Je ne crois pas. Il suffit de visiter les différentes déclarations des Forces nouvelles depuis le déclenchement de la rébellion en septembre 2002 pour reconnaitre que les motifs se trouvent être concentrés dans mes propos tenus plus haut.
Pour vous donc, beaucoup n’avaient pas bien compris le sens du combat? Est-ce cela qui vous a amèné à créer MVCI (Mouvement pour la promotion des valeurs nouvelles en Côte d’Ivoire) qui est aujourd’hui un parti politique ?
Le MVCI est né d’abord comme organisation de la société civile avec pour objet de promouvoir et de défendre les minorités, participer à rééduquer le peuple ivoirien pour le débarrasser des habitudes acquises de la crise que le pays a connue. Nous avons pensé qu’il était important de réapprendre aux Ivoiriens à vivre ensemble en harmonie. Il était donc question d’estomper les séquelles de la décennie de guerre.
Et parmi ses valeurs, n’y a-t-il pas la reconnaissance ?
Qu’est-ce que la reconnaissance en politique ? Je veux bien qu’on la définisse. Parmi les valeurs que nous défendons, se trouvent la démocratie la liberté, la justice, l’égalité, la cohésion, la fraternité, etc. Quant à la reconnaissance, je veux bien savoir ; il s’agit de la reconnaissance de qui envers qui ?
« Il n’y a plus de rapports entre Guillaume Soro et moi »
La reconnaissance de votre combat qui a amené le RDR (Rassemblement des républicains) au pouvoir…
À ce niveau, il faut dire les choses clairement. Les Ivoiriens ont manifesté leur reconnaissance vis-à-vis des Forces nouvelles. Vous êtes contemporains. Vous avez pu observer que les Forces nouvelles ont été applaudies, adulées et félicitées. Le régime qui s’est installé en 2011 a nommé des responsables des FN dans les plus hautes instances. Les militaires ont été promus et responsabilisés. À partir de ces éléments factuels, où peut-on trouver le délit de non-reconnaissance. Très honnêtement, ce débat sur la reconnaissance est sans fondement réellement.

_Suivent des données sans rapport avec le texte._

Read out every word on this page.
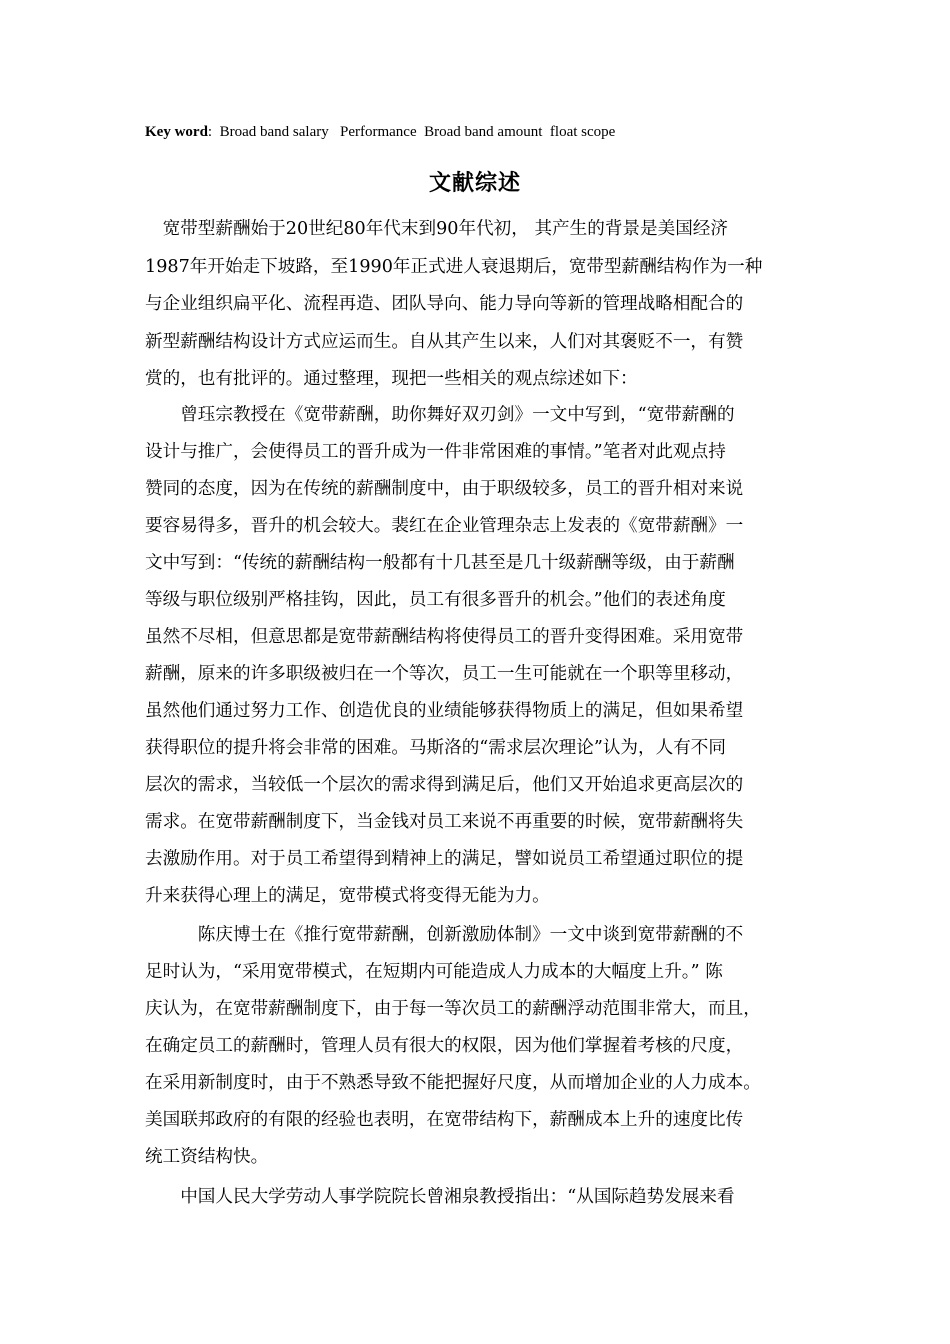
Key word:  Broad band salary   Performance  Broad band amount  float scope
文献综述
　宽带型薪酬始于20世纪80年代末到90年代初， 其产生的背景是美国经济
1987年开始走下坡路，至1990年正式进人衰退期后，宽带型薪酬结构作为一种
与企业组织扁平化、流程再造、团队导向、能力导向等新的管理战略相配合的
新型薪酬结构设计方式应运而生。自从其产生以来，人们对其褒贬不一，有赞
赏的，也有批评的。通过整理，现把一些相关的观点综述如下：
　　曾珏宗教授在《宽带薪酬，助你舞好双刃剑》一文中写到，“宽带薪酬的
设计与推广，会使得员工的晋升成为一件非常困难的事情。”笔者对此观点持
赞同的态度，因为在传统的薪酬制度中，由于职级较多，员工的晋升相对来说
要容易得多，晋升的机会较大。裴红在企业管理杂志上发表的《宽带薪酬》一
文中写到：“传统的薪酬结构一般都有十几甚至是几十级薪酬等级，由于薪酬
等级与职位级别严格挂钩，因此，员工有很多晋升的机会。”他们的表述角度
虽然不尽相，但意思都是宽带薪酬结构将使得员工的晋升变得困难。采用宽带
薪酬，原来的许多职级被归在一个等次，员工一生可能就在一个职等里移动，
虽然他们通过努力工作、创造优良的业绩能够获得物质上的满足，但如果希望
获得职位的提升将会非常的困难。马斯洛的“需求层次理论”认为，人有不同
层次的需求，当较低一个层次的需求得到满足后，他们又开始追求更高层次的
需求。在宽带薪酬制度下，当金钱对员工来说不再重要的时候，宽带薪酬将失
去激励作用。对于员工希望得到精神上的满足，譬如说员工希望通过职位的提
升来获得心理上的满足，宽带模式将变得无能为力。
　　　陈庆博士在《推行宽带薪酬，创新激励体制》一文中谈到宽带薪酬的不
足时认为，“采用宽带模式，在短期内可能造成人力成本的大幅度上升。” 陈
庆认为，在宽带薪酬制度下，由于每一等次员工的薪酬浮动范围非常大，而且，
在确定员工的薪酬时，管理人员有很大的权限，因为他们掌握着考核的尺度，
在采用新制度时，由于不熟悉导致不能把握好尺度，从而增加企业的人力成本。
美国联邦政府的有限的经验也表明，在宽带结构下，薪酬成本上升的速度比传
统工资结构快。
　　中国人民大学劳动人事学院院长曾湘泉教授指出：“从国际趋势发展来看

Pourtant, vous étiez avec Guillaume Soro et beaucoup dans son entourage disaient cela ….
Ceux qui m’ont pratiqué savent que je n’ai jamais été dans cette logique qui me parait dégradante. On ne peut pas réclamer la chambre principale à quelqu’un parce qu’on l’a aidé à construire sa maison. J’aurais voulu que les désaccords soient idéologiques
Aujourd’hui, concrètement, après un an et un peu plus de six mois en prison pour la cause de Guillaume Soro, quel est l’état de vos rapports ?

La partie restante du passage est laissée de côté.